Onlarca yıldır iç savaşlar nedeniyle haklarının peşinde
olmayan/olamayan Afganistan ise Taliban hükümetiyle birlikte
oluşturduğu istikrar ortamı ile Pakistan’a karşı daha çok ses
çıkarmakta ve hakkını istemektedir. Geçtiğimiz aylarda Pakistan
sınırındaki Nangarhar şehrinde Taliban yönetiminin istihbarat
sorumlusunun, Pakistan askerlerinin olduğu karakola sınırı
geçmemeleri uyarısında bulunurken Durand Hattı’ndan “sözde”
olarak bahsetmesi ve bu kaydın sosyal medya üzerinden servis
edilmesi de Taliban Hükümetinin duruşunu göstermektedir.
Afganistan'ın
önde gelen din adamlarından Ahmed Emin Müceddidi, Taliban’ın
kurucusu merhum Molla Ömer’in, Pakistan tarafından Durand
Hattı’nın tanınmasıyla alakalı baskı görmesine karşın bunu
kabul etmediğini de röportajlarında vurgulamaktadır.
Afganistan’daki
istikrar sadece Batı ülkelerini değil, yaşanan sınır
sorunlarından dolayı Pakistan’ı da rahatsız etmektedir.

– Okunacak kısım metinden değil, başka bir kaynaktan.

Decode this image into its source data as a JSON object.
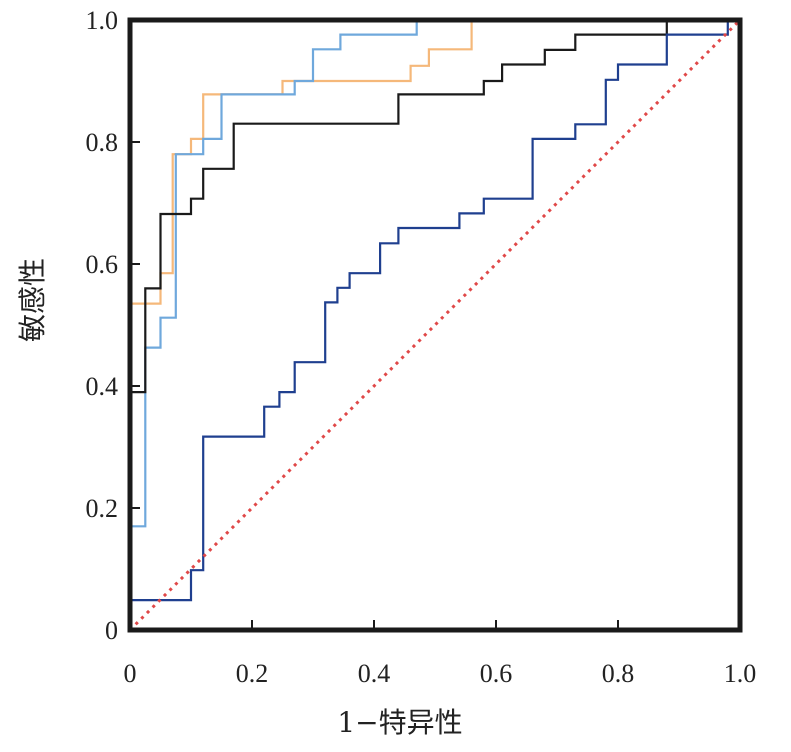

Pakistan, onlarca yıldır süren “çadır devleti” formundaki,
iç savaş yorgunu Afganistan’dan memnunken; gelinen süreçte
açıktan
Pakistan
eleştirisi yapan, yolsuzluklarla ve uyuşturucu ile mücadele eden,
ülkeye uzun yıllar sonra istikrar getiren Taliban hükümetinden
rahatsızlık duymaktadır. NATO işgalini püskürttükten sonra
Merkez Bankasındaki milyarlarca dolarına Batılı devletlerce el
konulmuş, sınır komşusu İran’ın tehditleriyle uğraştığı
gibi yokluklarla ve sıfırdan bir devlet inşasıyla uğraşan
Taliban hareketinin mücadele ettiği güçler bunlardan ibaret
değildir. Tüm bunlarla birlikte, yalnızca Nisan ayının ilk 3
haftasında Herat’ta 5, Kunduz ve Nangarhar’da 8 kişinin,
Kabil’in
batısında Şii
Hazara semtindeki Abdul Rahim Şehid Lisesi’nde meydana gelen 3
bombalamada 6 öğrencinin ve son olarak Mezar-ı
Şerif’te Şiilere
ait Sai Doken Camisi'nde gerçekleşen ve 31 Şii’nin can verdiği
bombalı saldırılarla oluşturulmak istenilen istikrarsız ortamın
kimlere fayda sağlayacağı da görülmektedir.
İngilizler
tarafından oluşturulan yapay sınırlar İslam ülkelerinin arasına
nifak sokmaya devam etmektedir. Afganistan ile Pakistan arasında
yaşanan sorunlar; Keşmir’i işgal eden Hindistan’ı ve bölgeye
çöreklenen Batılı ülkeleri sevindirmektedir. Müslümanların,
halkı Müslüman ülkelerin birbirleriyle uğraşarak enerjilerini,
ekonomik ve demografik güçlerini heba etmelerinin yalnızca küresel
emperyalist blokların işini kolaylaştıracağını artık
hatırlamaları gerekmektedir. Yoksa işgal, yoksulluk ve zillet
Müslümanların üzerinden eksik olmayacaktır.